3.2. Antioxidant Activity

3.2.1. DPPH Free Radical Scavenging Assay

The results are presented in Figure 1. A comparison of the DPPH scavenging activity of the tested hexanoic extract with that exhibited by the positive control, ascorbic acid, revealed that the extract displayed significantly stronger activity (IC₅₀ = 12.5 µg/mL) than the reference ascorbic acid (IC₅₀ = 23.5 µg/mL), making it approximately twice as effective.

3.2.2. Ferric Reducing Antioxidant Power Assay (FRAP)

Figure 2 represents the absorbance values as a function of the different concentrations of the hexanoic extract and the reference ascorbic acid.

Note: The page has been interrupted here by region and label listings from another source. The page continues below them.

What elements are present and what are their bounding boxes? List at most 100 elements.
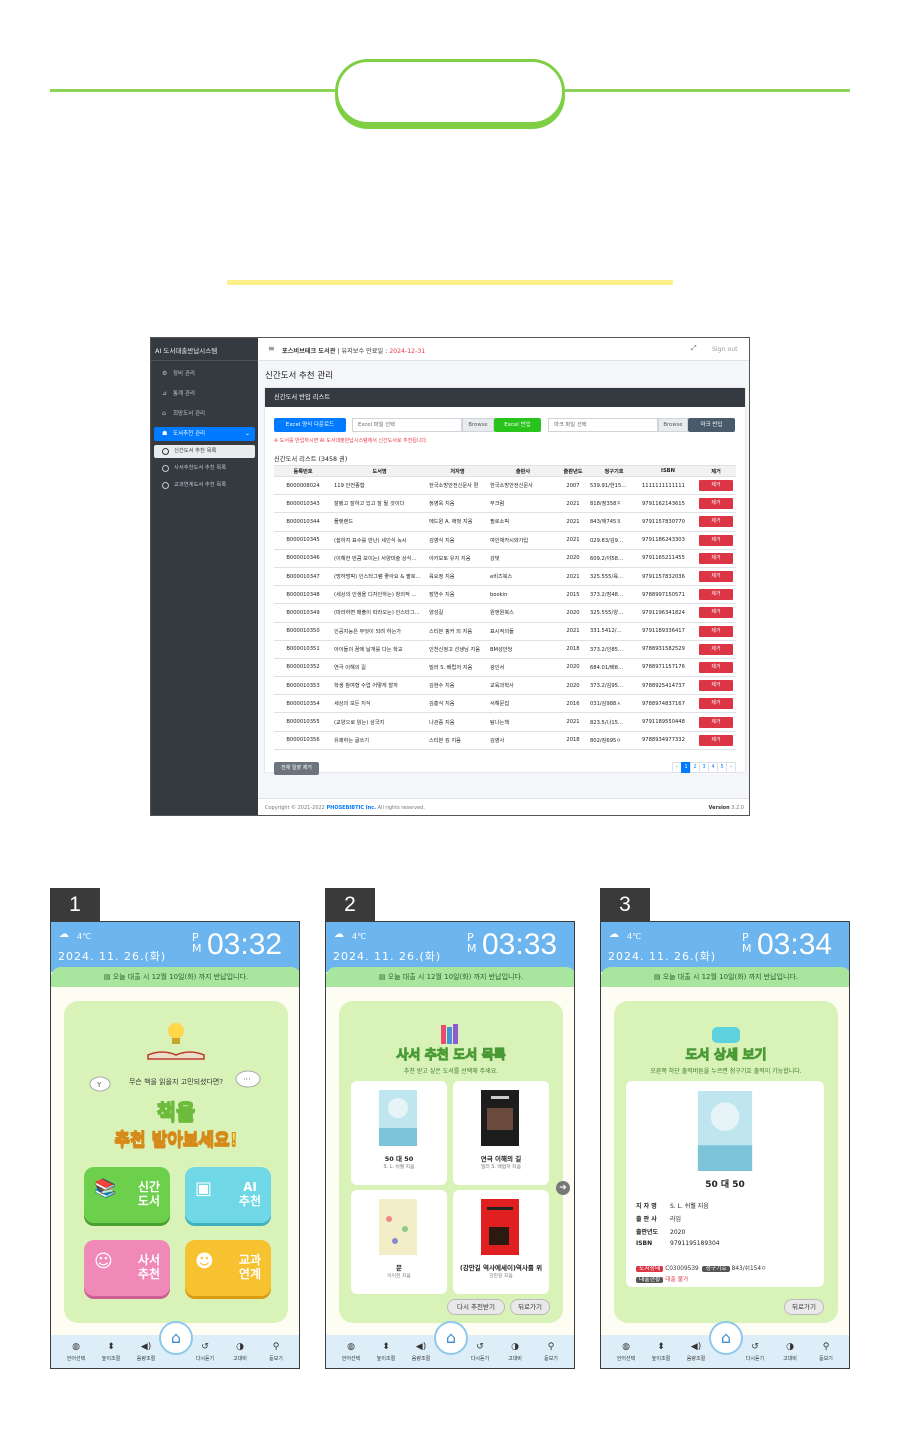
signout-link[interactable]: Sign out <box>712 346 738 353</box>
nav-height[interactable]: ⬍ 높이조절 <box>369 1342 403 1362</box>
status-line-2: 대출현황 대출 불가 <box>636 1274 688 1283</box>
submenu-curriculum[interactable]: 교과연계도서 추천 목록 <box>154 479 255 492</box>
nav-magnifier[interactable]: ⚲ 돋보기 <box>809 1342 843 1362</box>
table-cell: (세상의 인생을 디자인하는) 창의적 … <box>332 585 427 605</box>
curriculum-tile[interactable]: ☻ 교과 연계 <box>185 1240 271 1296</box>
divider <box>151 360 258 361</box>
column-header: 제거 <box>696 465 736 477</box>
new-books-tile[interactable]: 📚 신간 도서 <box>84 1167 170 1223</box>
marc-import-button[interactable]: 마크 반입 <box>688 418 735 432</box>
remove-button[interactable]: 제거 <box>699 534 733 546</box>
table-cell: B000010349 <box>274 603 332 623</box>
remove-button[interactable]: 제거 <box>699 480 733 492</box>
excel-download-button[interactable]: Excel 양식 다운로드 <box>274 418 346 432</box>
expand-icon[interactable]: ⤢ <box>691 344 697 353</box>
kiosk-nav: ⌂ ◍ 언어선택 ⬍ 높이조절 ◀) 음량조절 ↺ 다시듣기 ◑ 고대비 ⚲ 돋보기 <box>51 1321 299 1368</box>
magnifier-icon: ⚲ <box>822 1342 830 1352</box>
book-card-2[interactable]: 연극 이해의 길 밀러 S. 배럽저 지음 <box>453 1081 549 1185</box>
table-cell: 제거 <box>696 694 736 714</box>
table-cell: 제거 <box>696 476 736 496</box>
submenu-librarian[interactable]: 사서추천도서 추천 목록 <box>154 462 255 475</box>
book-card-4[interactable]: (강만길 역사에세이)역사를 위 강만길 지음 <box>453 1190 549 1294</box>
nav-replay[interactable]: ↺ 다시듣기 <box>463 1342 497 1362</box>
back-button[interactable]: 뒤로가기 <box>510 1299 550 1315</box>
book-card-1[interactable]: 50 대 50 S. L. 쉬웰 지음 <box>351 1081 447 1185</box>
hamburger-icon[interactable]: ≡ <box>268 344 275 353</box>
table-cell: 유쾌하는 글쓰기 <box>332 731 427 750</box>
table-cell: 031/김988ㅅ <box>588 694 640 714</box>
remove-button[interactable]: 제거 <box>699 498 733 510</box>
remove-button[interactable]: 제거 <box>699 607 733 619</box>
table-cell: 2020 <box>558 603 588 623</box>
nav-replay[interactable]: ↺ 다시듣기 <box>738 1342 772 1362</box>
excel-file-input[interactable]: Excel 파일 선택 <box>352 418 462 432</box>
marc-file-input[interactable]: 마크 파일 선택 <box>548 418 658 432</box>
page-link[interactable]: › <box>726 762 736 773</box>
remove-button[interactable]: 제거 <box>699 643 733 655</box>
table-cell: 2020 <box>558 549 588 568</box>
remove-button[interactable]: 제거 <box>699 716 733 728</box>
table-cell: 818/정358ㅈ <box>588 494 640 514</box>
table-cell: (이해한 만큼 보이는) 서양미술 상식… <box>332 549 427 568</box>
marc-browse-button[interactable]: Browse <box>658 418 688 432</box>
nav-volume[interactable]: ◀) 음량조절 <box>679 1342 713 1362</box>
nav-volume[interactable]: ◀) 음량조절 <box>129 1342 163 1362</box>
librarian-recommend-tile[interactable]: ☺ 사서 추천 <box>84 1240 170 1296</box>
kiosk-header: ☁ 4℃ 2024. 11. 26.(화) P M 03:34 <box>601 922 849 972</box>
delete-all-button[interactable]: 전체 일괄 제거 <box>274 762 319 775</box>
table-row: B000010351 아이들의 꿈에 날개를 다는 학교 인천신정고 선생님 지음 B… <box>274 640 736 659</box>
nav-magnifier[interactable]: ⚲ 돋보기 <box>259 1342 293 1362</box>
copyright: Copyright © 2021-2022 PHOSEBIBTIC Inc. A… <box>265 805 425 811</box>
remove-button[interactable]: 제거 <box>699 516 733 528</box>
height-icon: ⬍ <box>382 1342 390 1352</box>
table-cell: 플랫랜드 <box>332 512 427 532</box>
temperature: 4℃ <box>77 932 92 941</box>
table-cell: 제거 <box>696 567 736 587</box>
nav-height[interactable]: ⬍ 높이조절 <box>644 1342 678 1362</box>
nav-globe[interactable]: ◍ 언어선택 <box>609 1342 643 1362</box>
remove-button[interactable]: 제거 <box>699 680 733 692</box>
table-cell: 아이들의 꿈에 날개를 다는 학교 <box>332 640 427 659</box>
submenu-new-books[interactable]: 신간도서 추천 목록 <box>154 445 255 458</box>
nav-contrast[interactable]: ◑ 고대비 <box>773 1342 807 1362</box>
sidebar-item-stats[interactable]: ⊿ 통계 관리 <box>151 387 258 401</box>
remove-button[interactable]: 제거 <box>699 625 733 637</box>
status-line-1: 도서상태 C03009539 청구기호 843/쉬154ㅇ <box>636 1263 766 1272</box>
book-title: 50 대 50 <box>705 1180 745 1190</box>
nav-globe[interactable]: ◍ 언어선택 <box>59 1342 93 1362</box>
table-cell: B000010343 <box>274 494 332 514</box>
nav-globe[interactable]: ◍ 언어선택 <box>334 1342 368 1362</box>
table-cell: 세상의 모든 지식 <box>332 694 427 714</box>
admin-brand[interactable]: AI 도서대출반납시스템 <box>155 345 217 355</box>
remove-button[interactable]: 제거 <box>699 552 733 564</box>
remove-button[interactable]: 제거 <box>699 589 733 601</box>
remove-button[interactable]: 제거 <box>699 661 733 673</box>
sidebar-item-wishbooks[interactable]: ⌂ 희망도서 관리 <box>151 407 258 421</box>
again-button[interactable]: 다시 추천받기 <box>447 1299 505 1315</box>
back-button[interactable]: 뒤로가기 <box>784 1299 824 1315</box>
nav-volume[interactable]: ◀) 음량조절 <box>404 1342 438 1362</box>
next-arrow-icon[interactable]: ➔ <box>556 1181 570 1195</box>
nav-magnifier[interactable]: ⚲ 돋보기 <box>534 1342 568 1362</box>
book-card-3[interactable]: 문 이이천 지음 <box>351 1190 447 1294</box>
ai-recommend-tile[interactable]: ▣ AI 추천 <box>185 1167 271 1223</box>
table-cell: e비즈북스 <box>488 567 558 587</box>
excel-browse-button[interactable]: Browse <box>462 418 494 432</box>
table-cell: 제거 <box>696 585 736 605</box>
sidebar-item-devices[interactable]: ⚙ 장비 관리 <box>151 367 258 381</box>
nav-replay[interactable]: ↺ 다시듣기 <box>188 1342 222 1362</box>
table-cell: 9791157830770 <box>640 512 696 532</box>
globe-icon: ◍ <box>72 1342 80 1352</box>
sidebar-item-recommend[interactable]: ☗ 도서추천 관리 ⌄ <box>154 427 255 441</box>
nav-height[interactable]: ⬍ 높이조절 <box>94 1342 128 1362</box>
nav-contrast[interactable]: ◑ 고대비 <box>498 1342 532 1362</box>
table-cell: 부크럼 <box>488 494 558 514</box>
remove-button[interactable]: 제거 <box>699 698 733 710</box>
excel-import-button[interactable]: Excel 반입 <box>494 418 541 432</box>
nav-contrast[interactable]: ◑ 고대비 <box>223 1342 257 1362</box>
remove-button[interactable]: 제거 <box>699 734 733 746</box>
contrast-icon: ◑ <box>236 1342 244 1352</box>
kiosk-panel: ··· Y 무슨 책을 읽을지 고민되셨다면? 책을 추천 받아보세요! 📚 신간… <box>64 1001 288 1323</box>
remove-button[interactable]: 제거 <box>699 571 733 583</box>
admin-screenshot: AI 도서대출반납시스템 ⚙ 장비 관리 ⊿ 통계 관리 ⌂ 희망도서 관리 ☗ 도서추… <box>150 337 750 816</box>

The antioxidant activity was found to increase with increasing concentrations. Notably, at higher concentrations, the extract exhibited an antioxidant capacity similar to that of ascorbic acid.

In the present study, the hexanoic extract of Rhaponticum acaule showed strong antioxidant activity compared to the synthetic antioxidant, ascorbic acid. These promising results should be investigated to develop some new antioxidant agents derived from natural sources.

4. Conclusions

This is the first report on the phytochemical study and antioxidant activity of the hexanoic extract of the roots of Rhaponticum acaule. The phytochemical screening showed that the hexanoic extract was rich in terpenoids. The in vitro antioxidant activity of the extract revealed the better reducing power of the free radical DPPH compared to the reference antioxidant, ascorbic acid. Therefore, further research is warranted to investigate the chemical composition of the hexanoic extract and perform additional assessments of its therapeutic efficacy.